Primo Levi começou a escrever o seminal “É isto um homem?” em dezembro de 1945, imediatamente depois de retornar do campo de Auschwitz para sua Turim natal, num “impulso violento e imediato”, como indicou no prefácio da época. Iniciou pelo último capítulo, que trata dos dez dias entre a derrocada dos nazistas e a chegada dos russos que libertaram o campo. O manuscrito enviado à editora italiana Einaudi acabou rejeitado por ninguém menos que Natalia Ginzburg, mas o escritor compreendeu: a negativa fora expressão de uma rejeição coletiva e ampla. Naquele imediato Pós-Guerra, viveu-se “um tempo de esquecimento voluntário, de relação conflituosa entre a memória e o olvido”. Ao contrário do que havia ocorrido ao final da Grande Guerra de 1914-18, cuja memória coletiva logo se espraiou e alterou comportamentos no continente europeu, na barbárie seguinte deu-se o contrário. A torrente inicial de relatos feitos por sobreviventes permaneceu desestimulada por quase duas décadas.
No relato de Levi, as vítimas nem sempre morrem, simplesmente vão se apagando, desaparecem. Uma cena descreve o raro enforcamento público de um prisioneiro que participara de um levante no campo de Birkenau, cuja punição, paradoxalmente, conseguiu devolver-lhe humanidade e identidade.
Meses atrás o editor israelense Noam Sheizaf debruçou-se sobre uma nova versão em hebraico de “É isto um homem?” para refletir sobre a desumanização crescente e contínua de lá para cá.

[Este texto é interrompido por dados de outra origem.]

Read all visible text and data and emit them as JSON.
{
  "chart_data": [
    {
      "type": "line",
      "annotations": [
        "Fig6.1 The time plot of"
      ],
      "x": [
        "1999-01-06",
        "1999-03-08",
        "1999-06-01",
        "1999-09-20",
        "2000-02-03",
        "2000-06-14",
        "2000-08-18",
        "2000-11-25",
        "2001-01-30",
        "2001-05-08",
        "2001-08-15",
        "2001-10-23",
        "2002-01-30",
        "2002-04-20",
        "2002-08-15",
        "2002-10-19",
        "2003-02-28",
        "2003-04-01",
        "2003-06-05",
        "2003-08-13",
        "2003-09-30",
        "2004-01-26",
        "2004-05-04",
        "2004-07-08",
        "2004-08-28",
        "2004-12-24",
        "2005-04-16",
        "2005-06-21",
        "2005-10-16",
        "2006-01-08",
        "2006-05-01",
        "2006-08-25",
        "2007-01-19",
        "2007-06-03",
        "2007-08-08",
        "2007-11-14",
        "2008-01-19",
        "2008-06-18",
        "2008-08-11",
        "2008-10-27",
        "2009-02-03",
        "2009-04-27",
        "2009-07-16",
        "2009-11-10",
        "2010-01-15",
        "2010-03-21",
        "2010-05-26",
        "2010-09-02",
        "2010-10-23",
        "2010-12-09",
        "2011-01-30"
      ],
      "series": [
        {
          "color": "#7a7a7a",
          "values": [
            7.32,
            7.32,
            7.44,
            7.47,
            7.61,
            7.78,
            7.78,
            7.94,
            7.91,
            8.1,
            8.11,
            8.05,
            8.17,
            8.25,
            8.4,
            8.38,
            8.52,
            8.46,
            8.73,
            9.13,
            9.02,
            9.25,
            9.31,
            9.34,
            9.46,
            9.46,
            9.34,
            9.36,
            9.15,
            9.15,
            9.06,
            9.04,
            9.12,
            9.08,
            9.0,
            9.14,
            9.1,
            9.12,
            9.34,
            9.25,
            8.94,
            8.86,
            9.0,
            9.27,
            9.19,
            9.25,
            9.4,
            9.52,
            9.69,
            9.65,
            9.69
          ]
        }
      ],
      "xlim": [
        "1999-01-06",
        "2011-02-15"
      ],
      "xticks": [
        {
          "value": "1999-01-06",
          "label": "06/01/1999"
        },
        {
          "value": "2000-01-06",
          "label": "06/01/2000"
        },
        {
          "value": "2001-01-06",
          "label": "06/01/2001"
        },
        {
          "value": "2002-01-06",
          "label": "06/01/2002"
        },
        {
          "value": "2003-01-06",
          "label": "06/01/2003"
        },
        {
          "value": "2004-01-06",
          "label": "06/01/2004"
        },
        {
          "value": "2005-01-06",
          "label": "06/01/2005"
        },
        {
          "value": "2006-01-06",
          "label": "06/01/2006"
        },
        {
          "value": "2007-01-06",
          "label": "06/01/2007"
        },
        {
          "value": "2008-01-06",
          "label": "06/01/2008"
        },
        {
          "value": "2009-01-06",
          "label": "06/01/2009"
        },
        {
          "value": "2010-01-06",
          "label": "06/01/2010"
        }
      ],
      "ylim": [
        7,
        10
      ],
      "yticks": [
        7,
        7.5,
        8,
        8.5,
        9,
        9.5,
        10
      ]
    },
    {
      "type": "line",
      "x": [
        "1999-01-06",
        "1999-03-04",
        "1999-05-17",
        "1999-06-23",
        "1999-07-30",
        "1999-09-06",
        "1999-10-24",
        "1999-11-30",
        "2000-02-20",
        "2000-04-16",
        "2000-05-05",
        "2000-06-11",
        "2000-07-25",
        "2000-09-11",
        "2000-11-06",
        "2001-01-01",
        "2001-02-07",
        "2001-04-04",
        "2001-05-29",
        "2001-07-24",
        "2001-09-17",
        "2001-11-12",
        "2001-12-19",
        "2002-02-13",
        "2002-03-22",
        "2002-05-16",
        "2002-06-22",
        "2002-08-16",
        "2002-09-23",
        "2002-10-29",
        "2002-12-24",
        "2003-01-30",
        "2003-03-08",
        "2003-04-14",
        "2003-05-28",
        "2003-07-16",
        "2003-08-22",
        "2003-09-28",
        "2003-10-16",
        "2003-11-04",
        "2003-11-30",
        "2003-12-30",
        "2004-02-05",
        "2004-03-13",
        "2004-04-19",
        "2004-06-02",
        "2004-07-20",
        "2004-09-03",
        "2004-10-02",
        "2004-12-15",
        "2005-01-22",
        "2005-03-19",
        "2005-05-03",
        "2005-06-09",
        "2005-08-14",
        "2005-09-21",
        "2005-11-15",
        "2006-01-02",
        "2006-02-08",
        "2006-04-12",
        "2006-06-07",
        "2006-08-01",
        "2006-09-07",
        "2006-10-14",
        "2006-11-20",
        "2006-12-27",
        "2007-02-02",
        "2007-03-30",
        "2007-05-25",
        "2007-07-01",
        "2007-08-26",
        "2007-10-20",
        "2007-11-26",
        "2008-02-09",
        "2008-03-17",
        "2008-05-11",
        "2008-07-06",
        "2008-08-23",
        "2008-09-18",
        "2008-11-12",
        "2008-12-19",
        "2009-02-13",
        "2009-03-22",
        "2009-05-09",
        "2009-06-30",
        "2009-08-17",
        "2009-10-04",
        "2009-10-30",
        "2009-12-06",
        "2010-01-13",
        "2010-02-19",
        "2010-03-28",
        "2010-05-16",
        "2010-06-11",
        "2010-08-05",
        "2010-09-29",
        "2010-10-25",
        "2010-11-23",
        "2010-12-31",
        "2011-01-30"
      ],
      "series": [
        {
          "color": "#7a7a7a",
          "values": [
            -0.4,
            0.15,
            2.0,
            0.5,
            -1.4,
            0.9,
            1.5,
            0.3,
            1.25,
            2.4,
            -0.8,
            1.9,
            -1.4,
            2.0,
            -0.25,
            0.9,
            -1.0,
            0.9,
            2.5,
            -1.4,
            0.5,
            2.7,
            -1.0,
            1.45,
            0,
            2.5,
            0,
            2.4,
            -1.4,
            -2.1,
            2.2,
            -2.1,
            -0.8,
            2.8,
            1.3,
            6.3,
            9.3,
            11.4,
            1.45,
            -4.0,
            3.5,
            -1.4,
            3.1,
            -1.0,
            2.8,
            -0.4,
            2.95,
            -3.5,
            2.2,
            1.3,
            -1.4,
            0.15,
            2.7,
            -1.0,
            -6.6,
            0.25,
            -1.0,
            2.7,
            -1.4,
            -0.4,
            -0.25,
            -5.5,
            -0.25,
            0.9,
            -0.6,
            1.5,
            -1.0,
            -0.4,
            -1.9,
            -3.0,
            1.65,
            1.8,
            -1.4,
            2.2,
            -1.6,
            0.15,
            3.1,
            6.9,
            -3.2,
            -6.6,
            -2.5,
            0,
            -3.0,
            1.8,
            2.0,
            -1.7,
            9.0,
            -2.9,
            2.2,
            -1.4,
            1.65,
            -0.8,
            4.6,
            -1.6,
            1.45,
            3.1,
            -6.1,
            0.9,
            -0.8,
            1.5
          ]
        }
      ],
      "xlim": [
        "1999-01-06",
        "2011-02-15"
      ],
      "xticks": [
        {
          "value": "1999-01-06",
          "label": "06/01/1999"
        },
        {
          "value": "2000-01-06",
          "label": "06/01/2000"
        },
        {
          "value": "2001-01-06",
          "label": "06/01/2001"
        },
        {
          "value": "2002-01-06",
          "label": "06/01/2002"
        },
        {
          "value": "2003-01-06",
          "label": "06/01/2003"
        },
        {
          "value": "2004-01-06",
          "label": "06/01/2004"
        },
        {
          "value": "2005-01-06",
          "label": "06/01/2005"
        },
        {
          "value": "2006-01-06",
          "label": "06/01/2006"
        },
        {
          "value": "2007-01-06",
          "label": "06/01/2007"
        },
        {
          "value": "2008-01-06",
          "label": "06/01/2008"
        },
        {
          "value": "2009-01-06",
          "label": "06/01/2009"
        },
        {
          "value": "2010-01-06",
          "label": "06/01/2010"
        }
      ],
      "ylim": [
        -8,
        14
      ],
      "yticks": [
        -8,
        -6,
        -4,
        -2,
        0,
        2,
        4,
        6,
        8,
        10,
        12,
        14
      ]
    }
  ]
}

Houve o genocídio cometido pelo governo de Ruanda em 1994 (quase 1 milhão de tútsis chacinados em apenas três meses), houve o massacre de 8.372 meninos e homens muçulmanos na Bósnia enquanto fugiam de olhos vendados e mãos amarradas pelos rios, floresta e campos de Srebrenica, há a metódica asfixia do viver e ser palestino em Gaza. Com a separação em curso entre humanidade e ser humano, está cada vez mais difícil encontrar palavras que nos devolvam o sentido de responsabilidade, envolvimento, um mínimo de honestidade interior e consciência.
Exatamente uma semana atrás, no alto de uma colina de Damasco, capital da Síria, os portões da infame prisão política de Sednaya foram derrubados a marretadas, em sequência ao golpe-relâmpago que implodiu a longeva ditadura dos Assad. Daquela masmorra onde perto de 30 mil presos políticos simplesmente sumiram e outros tantos foram declarados mortos, começaram a emergir os sobreviventes de 53 anos de ditadura e 13 de guerra civil. Alguns haviam perdido a memória, outros partes do corpo, muitos a própria alma. Em sentido contrário, colina acima, uma fila cerrada de vultos acorreu em busca de esperança — uma pista, um documento, algum vestígio de parente engolido há anos pela engrenagem do regime deposto. Será preciso reaprender a falar, a usar a palavra, a sair do silêncio, a apoiar-se na potência transformadora da arte.
O “presente” anunciado no título deste texto é um convite, grátis (disponível no link). Trata-se de um curta intitulado “AMA”, referência à milenar tradição japonesa de mergulhadoras de pérolas. A música “Sarajevo”, do compositor germano-britânico Max Richter, despedaça, enleva, perturba. Ela conta o cerco estrangulador de três anos, dez meses, três semanas e três dias à cidade bósnia na guerra civil iugoslava dos anos 1990. Julie Gautier, uma artista francesa nascida na Ilha da Reunião, interpreta a música num balé subaquático de seis minutos e meio ininterruptos, sem ajuda de equipamento respiratório. Difícil não se deixar reumanizar diante do belo. Vale a pena tentar para poder respirar de novo.